I am 60.  I was born in an era where there was a lot of gender discrimination, and let’s face it, there still is.  I was raised by two very strong parents who worked together as a partnership.  On Sunday evenings my father could often be seen doing the ironing whilst my mother was cooking the evening meal.

We were brought up to believe there should never be any gender stereotypes, or any stereotypes for that matter.
We were encouraged to believe that we could do anything we put our minds to as long as we put in the hard work. I grew up mainly in Canberra but spent a few years in Singapore where I experienced racial bullying at school. Though the worst discrimination I received was when I moved to Sydney.
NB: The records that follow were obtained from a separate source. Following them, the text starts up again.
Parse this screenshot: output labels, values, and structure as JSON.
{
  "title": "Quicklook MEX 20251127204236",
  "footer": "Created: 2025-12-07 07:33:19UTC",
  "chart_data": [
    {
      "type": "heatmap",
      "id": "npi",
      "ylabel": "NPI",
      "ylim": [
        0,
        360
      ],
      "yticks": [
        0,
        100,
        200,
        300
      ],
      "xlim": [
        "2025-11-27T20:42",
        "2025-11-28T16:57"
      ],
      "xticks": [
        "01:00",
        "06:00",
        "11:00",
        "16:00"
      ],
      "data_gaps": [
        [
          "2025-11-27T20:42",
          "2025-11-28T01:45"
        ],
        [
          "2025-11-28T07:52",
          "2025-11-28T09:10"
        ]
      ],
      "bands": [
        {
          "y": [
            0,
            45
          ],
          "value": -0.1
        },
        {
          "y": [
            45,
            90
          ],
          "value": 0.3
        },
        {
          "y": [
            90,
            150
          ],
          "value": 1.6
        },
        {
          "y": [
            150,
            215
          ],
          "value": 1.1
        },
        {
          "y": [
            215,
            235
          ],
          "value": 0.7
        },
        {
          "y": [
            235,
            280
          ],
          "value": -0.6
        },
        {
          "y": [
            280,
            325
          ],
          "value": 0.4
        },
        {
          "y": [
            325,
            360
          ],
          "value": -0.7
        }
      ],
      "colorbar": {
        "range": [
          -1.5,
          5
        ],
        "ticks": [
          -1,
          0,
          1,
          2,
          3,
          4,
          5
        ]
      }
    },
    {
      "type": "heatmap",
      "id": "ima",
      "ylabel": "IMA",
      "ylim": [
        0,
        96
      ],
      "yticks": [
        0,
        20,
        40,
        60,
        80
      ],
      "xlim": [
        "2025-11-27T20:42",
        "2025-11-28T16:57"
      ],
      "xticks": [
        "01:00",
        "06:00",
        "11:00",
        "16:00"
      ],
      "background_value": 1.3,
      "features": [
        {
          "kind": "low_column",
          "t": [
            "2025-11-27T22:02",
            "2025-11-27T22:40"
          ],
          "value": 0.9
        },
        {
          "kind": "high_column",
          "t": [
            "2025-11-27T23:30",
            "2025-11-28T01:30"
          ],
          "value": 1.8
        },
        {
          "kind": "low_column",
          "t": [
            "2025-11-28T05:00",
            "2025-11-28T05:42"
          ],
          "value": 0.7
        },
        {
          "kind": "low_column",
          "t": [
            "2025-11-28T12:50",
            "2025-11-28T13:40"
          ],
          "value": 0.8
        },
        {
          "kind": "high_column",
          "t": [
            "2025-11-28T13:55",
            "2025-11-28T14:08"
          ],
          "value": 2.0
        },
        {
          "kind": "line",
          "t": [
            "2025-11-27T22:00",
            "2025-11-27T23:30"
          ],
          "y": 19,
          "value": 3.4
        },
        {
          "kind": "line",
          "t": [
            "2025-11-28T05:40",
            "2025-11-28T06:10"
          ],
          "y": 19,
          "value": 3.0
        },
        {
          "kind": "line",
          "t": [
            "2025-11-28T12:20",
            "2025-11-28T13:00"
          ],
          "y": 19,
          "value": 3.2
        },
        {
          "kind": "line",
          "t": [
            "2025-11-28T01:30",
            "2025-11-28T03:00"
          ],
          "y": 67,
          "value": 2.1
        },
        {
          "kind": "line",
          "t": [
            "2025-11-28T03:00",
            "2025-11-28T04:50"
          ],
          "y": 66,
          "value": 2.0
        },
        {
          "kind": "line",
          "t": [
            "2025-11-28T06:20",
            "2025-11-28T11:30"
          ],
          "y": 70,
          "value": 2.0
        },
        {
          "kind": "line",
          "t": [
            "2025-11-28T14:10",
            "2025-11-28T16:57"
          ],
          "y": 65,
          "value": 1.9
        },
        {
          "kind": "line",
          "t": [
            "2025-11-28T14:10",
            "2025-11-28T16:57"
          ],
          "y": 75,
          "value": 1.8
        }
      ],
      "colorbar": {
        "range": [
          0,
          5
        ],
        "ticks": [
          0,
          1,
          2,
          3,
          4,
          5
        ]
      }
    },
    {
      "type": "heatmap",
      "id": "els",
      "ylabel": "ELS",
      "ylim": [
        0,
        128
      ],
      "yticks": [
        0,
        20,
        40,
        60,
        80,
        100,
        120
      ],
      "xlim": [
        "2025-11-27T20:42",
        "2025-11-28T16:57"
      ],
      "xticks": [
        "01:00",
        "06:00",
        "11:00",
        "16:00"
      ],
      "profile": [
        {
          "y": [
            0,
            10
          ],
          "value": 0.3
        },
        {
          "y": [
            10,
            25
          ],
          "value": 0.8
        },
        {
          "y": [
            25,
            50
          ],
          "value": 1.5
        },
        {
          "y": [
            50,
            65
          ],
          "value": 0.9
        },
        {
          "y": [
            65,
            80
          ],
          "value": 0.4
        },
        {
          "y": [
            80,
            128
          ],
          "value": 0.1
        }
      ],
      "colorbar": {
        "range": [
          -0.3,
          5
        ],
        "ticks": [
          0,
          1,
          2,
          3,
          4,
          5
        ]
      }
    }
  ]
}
I worked several administration and hospitality jobs to pay for my education. At one of the jobs, I remember finding out that I was being paid less than my male counter part. This seemed odd to me as we were doing the same job. When I asked my manager, their response was “they may occasionally have to lift heavy things whilst on shift”.  At the time I accepted it, though if I was in a similar situation now I would certainly challenge it.
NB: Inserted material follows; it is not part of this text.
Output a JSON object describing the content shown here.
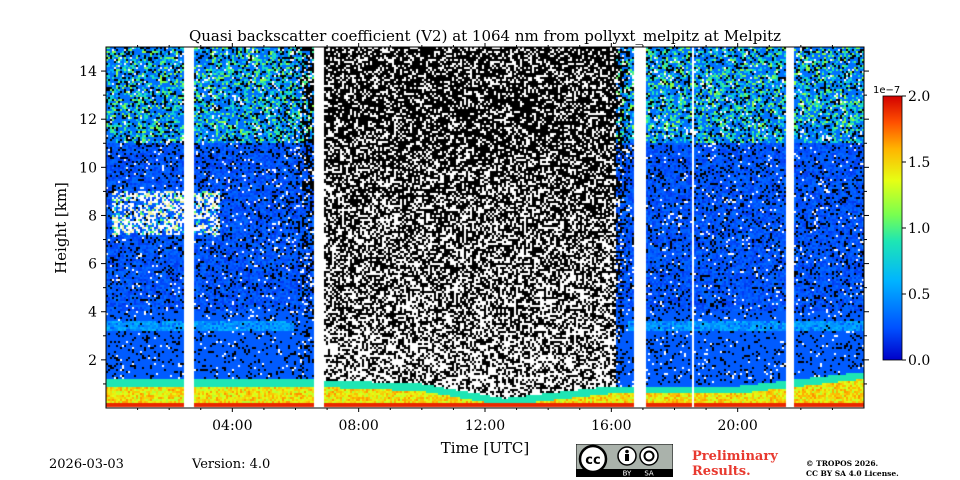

After graduating I worked for many great organisations, although there were still traces of discrimination; I was told in one job that an internal opportunity would have been perfect for me if I was a man.
Being in HR, I have used my position to challenge these views. I have done so quietly and in a considered way, finding respectful dialogue a good means to understand different views, enabling me to offer alternative perspectives. This approach won me the respect of many of my senior managers and was also effective in changing the views and behaviours of managers who held old-fashioned stereotypes, often without giving them much thought.
In 1992 I was in a HR position in the IT industry. When I announced my pregnancy, most colleagues and managers were delighted to hear this. However, there were a few who did not share this view. Two of the senior executives and some other colleagues were quite vitriolic about the situation. Even though it was just a few in the organisation, they were influential and I soon felt pressured to not take maternity leave, and I left. 
I quickly went from feeling like I was a respected professional to a problem, because I was pregnant.
I ended up joining a smaller organisation, which had a much more progressive management team. I was employed in a more senior role and I was able to role model that with planning and prioritizing, it was possible to combine work and parenting.
For the past 28 years, I haven’t experienced any direct gender discrimination. Though as a senior HR manager I have certainly witnessed it, and I have continued to challenge the individuals who hold these antiquated and ignorant views.
Three of the most successful organisations that I have worked with have had women CEOs. I have been involved in the recruitment of CEOs and never has their gender been a mention. They are hired based on their intellect, leadership capabilities and achievements.
Despite this mostly positive experience, there are workplaces where gender discrimination is rife. It is up to people like me in my privileged position as a senior Human Resources leader, to champion the cause for empowering and enabling the potential of all humans, regardless of their gender, age or ethnicity.